Tanks come in different sizes
Tanks that perform similar functions often have different capacities. When scheduling tanks, it is beneficial to match larger batches with larger tanks; however, certain constraints influence what the best choice is at a given time. For example, differences in due dates may mean compromise. Scheduling a near-term large batch in a large tank may mean that a later large batch will need to be split across smaller tanks.
To maximise plant utilisation, decisions about which size tank should be used for which batch need to be carefully considered. Future batch requirements, such as due dates and quantities, should also be part of the equation. Using rules of thumb or having fixed default tanks for products will not consistently provide accurate results. Additionally, the product manufacturing formulas usually change based on the size of the tank. Your scheduling system has to account for formula constraints and requirements.
Different tanks have different characteristics
Different products can be stored in different but overlapping sets of tanks, due to the specifics of the tanks or the products. In the food industry, for example, some tanks may be made of metals that result in an aftertaste. Some products may require additional floating resources, such as tools, stirrers or clean-in-place equipment, that aren’t available or located close to particular tanks. In some cases, history shows bad results from certain tanks, even though no definitive cause can be identified. An undesirable near-term choice for storing a product in a tank may mean that a suitable tank is not available for a later batch of a different product.

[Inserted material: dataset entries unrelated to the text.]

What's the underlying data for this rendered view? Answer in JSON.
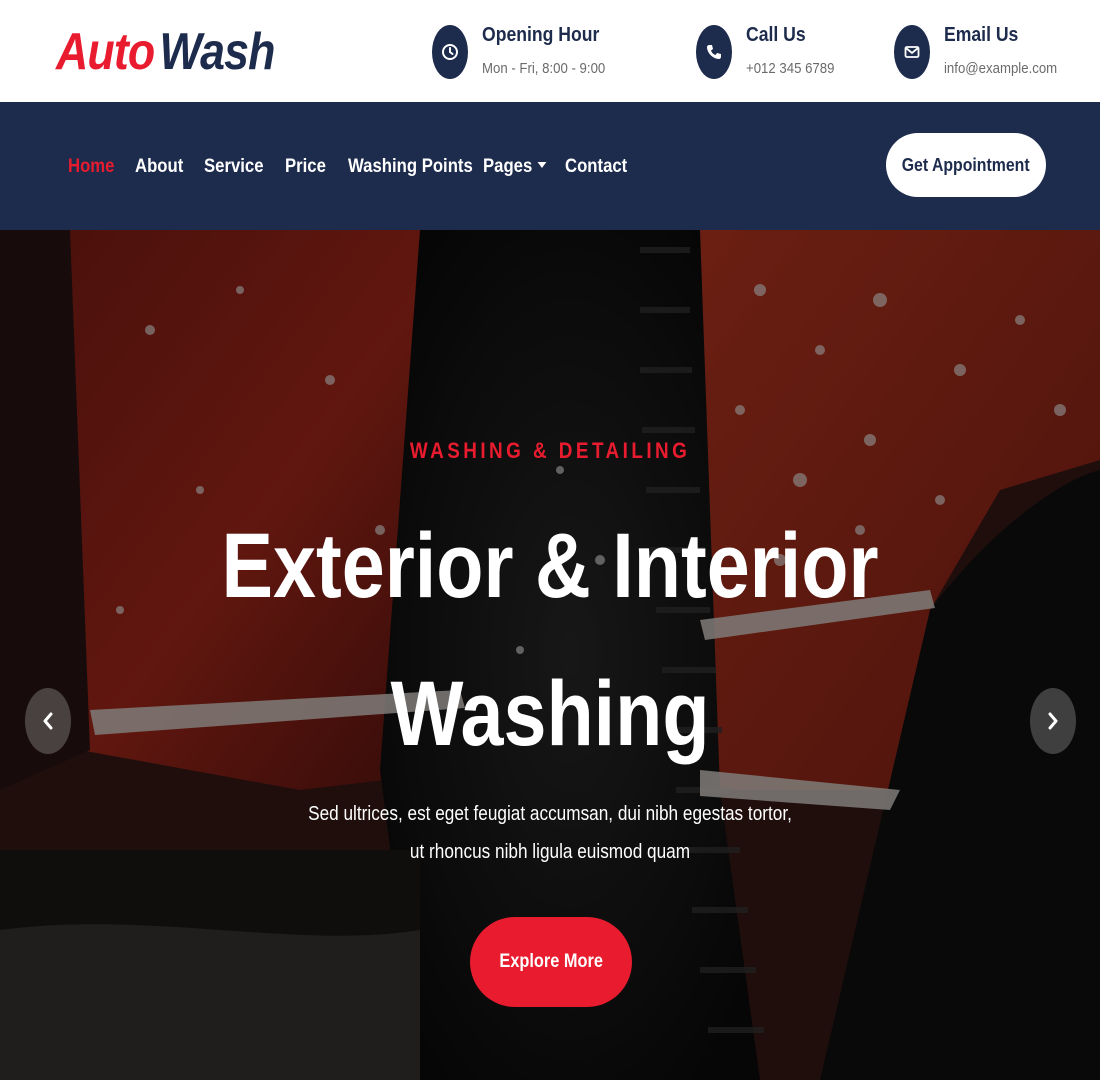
{
  "brand": {
    "part1": "Auto",
    "part2": "Wash",
    "color_primary": "#e81c2e",
    "color_dark": "#1d2b4c"
  },
  "contact": [
    {
      "icon": "clock-icon",
      "title": "Opening Hour",
      "value": "Mon - Fri, 8:00 - 9:00"
    },
    {
      "icon": "phone-icon",
      "title": "Call Us",
      "value": "+012 345 6789"
    },
    {
      "icon": "envelope-icon",
      "title": "Email Us",
      "value": "info@example.com"
    }
  ],
  "nav": {
    "items": [
      {
        "label": "Home",
        "active": true
      },
      {
        "label": "About"
      },
      {
        "label": "Service"
      },
      {
        "label": "Price"
      },
      {
        "label": "Washing Points"
      },
      {
        "label": "Pages",
        "dropdown": true
      },
      {
        "label": "Contact"
      }
    ],
    "cta": "Get Appointment"
  },
  "hero": {
    "kicker": "WASHING & DETAILING",
    "headline_line1": "Exterior & Interior",
    "headline_line2": "Washing",
    "description_line1": "Sed ultrices, est eget feugiat accumsan, dui nibh egestas tortor,",
    "description_line2": "ut rhoncus nibh ligula euismod quam",
    "button": "Explore More",
    "prev_icon": "chevron-left-icon",
    "next_icon": "chevron-right-icon"
  }
}
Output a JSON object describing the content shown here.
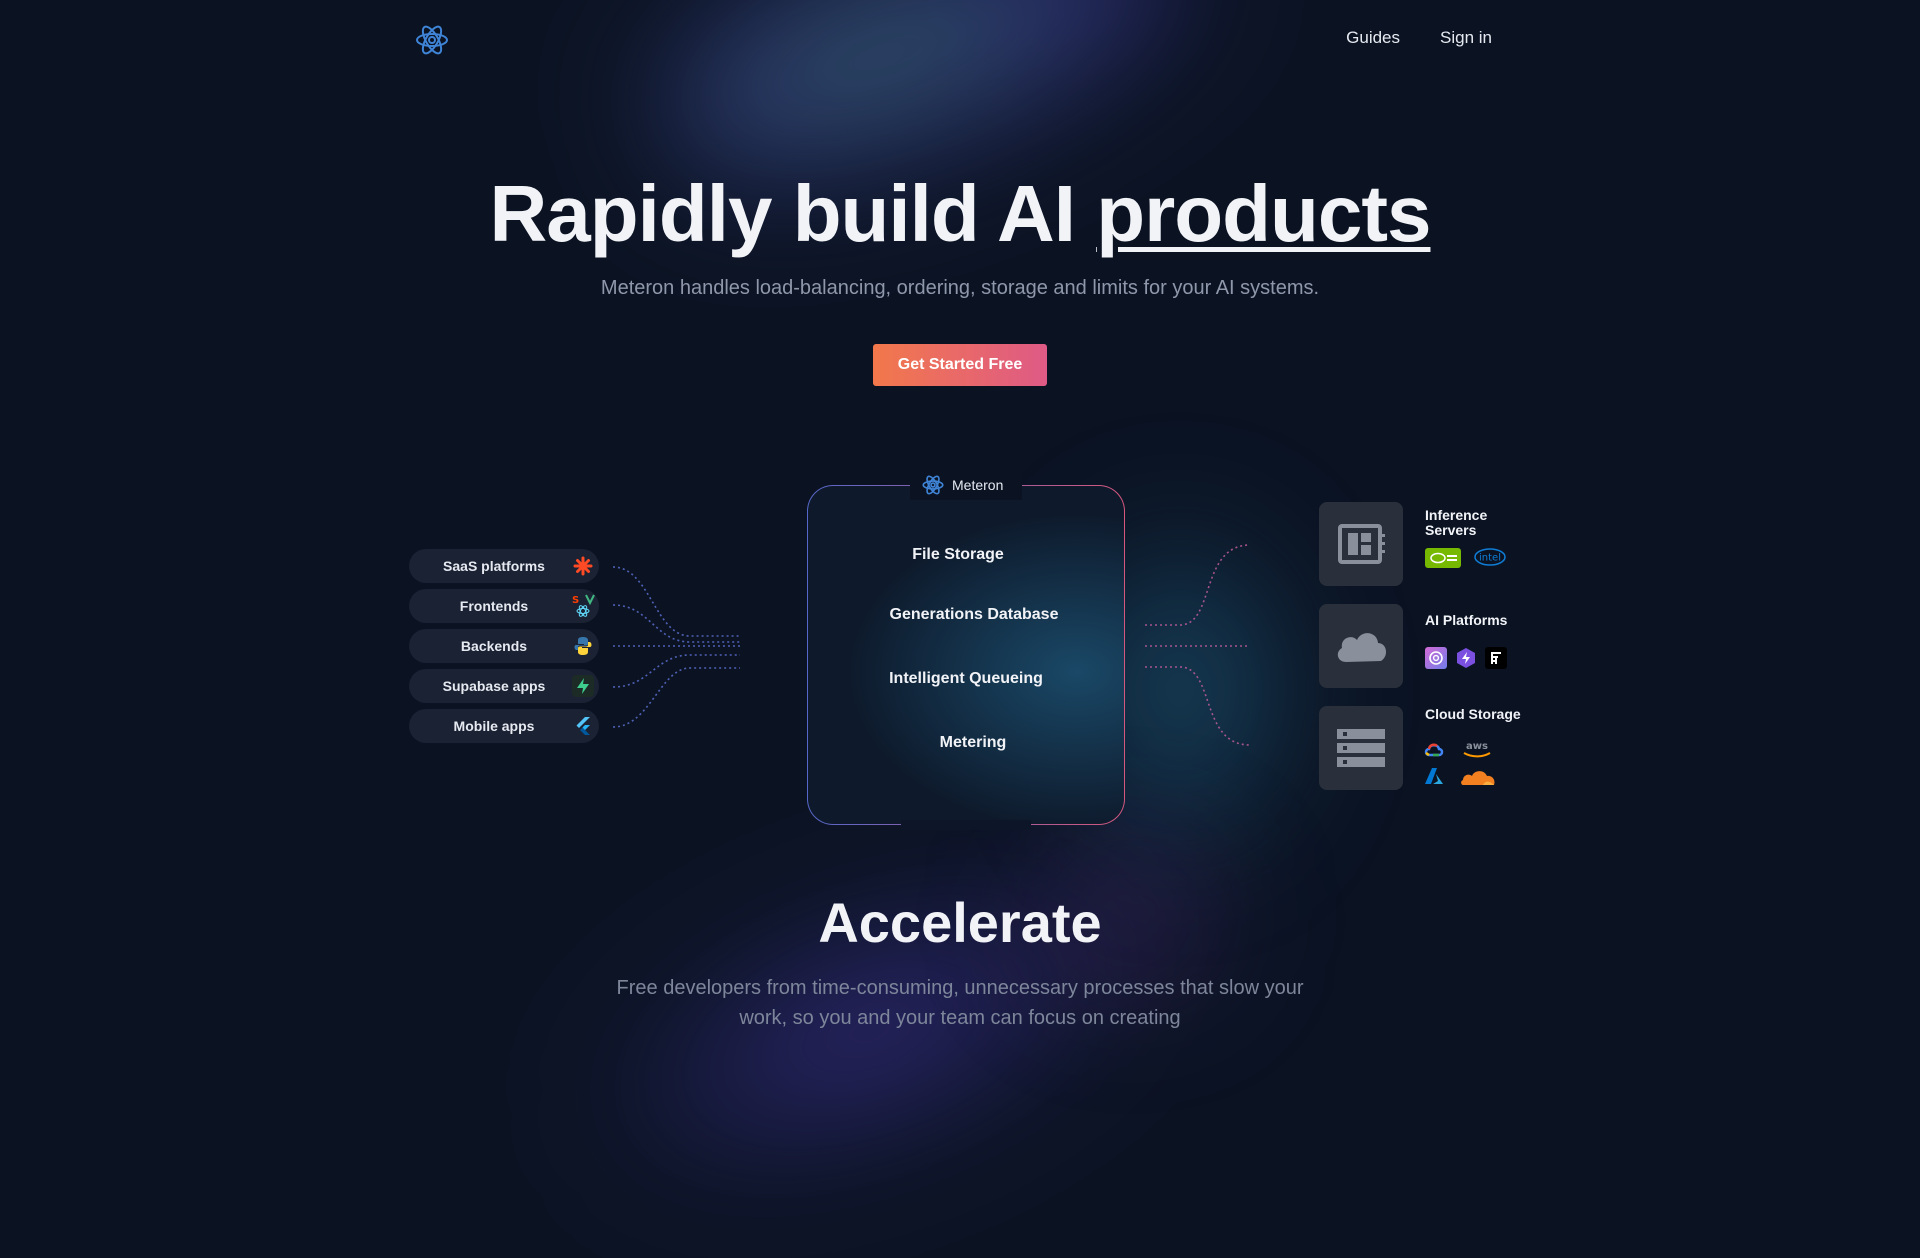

Furthermore, tanks may be part of multiple groups, and groups can contain multiple tanks. The same applies to products. Different tank groups must be available for a single storage step in the production process of a product, and each group must be capable of having different characteristics for different products. For example, if a product is stored in a group of tanks that are known to be undesirable for that product, additional standing time may need to be reserved for quality assurance.
An effective scheduling system will be able to dynamically determine what product goes in which tank, in what batch sizes, and at what time based on current conditions and constraints. An effective system will also be able to flexibly group tanks and products to support the scheduling process in a maintainable way.
What goes in is not always what comes out
In some industries, it is common for products to change while stored in tanks. This is especially true for organic products; for example, cheese matures, alcoholic beverages ferment, etc. Administrative differences are also common. The product itself may not physically change, but certain administrative processes can affect it. For example, completed quality assurance measures or incubation time cause the product to change. Sometimes a change to the product is desired behaviour and sometimes it is not.
Product changes are critical to the scheduling process, because the outcome of physical checks or quality assurance determines when outflow can begin and what the outflow product turns out to be. As the state of the product changes, the schedule needs to be adjusted to accommodate. If succeeding batches on a tank can be started sooner or need to start later, all related parts of the schedule need to be adjusted quickly and easily.
When scheduling tanks, constraints caused by changes to the product must be dynamically calculated, considering that the duration of the batch is not only schedule-dependent, but also qualification-dependent. The right scheduling system will take into account the fact that what goes into the tank is not always what comes out and will allow for easy adjustments to accommodate these changes.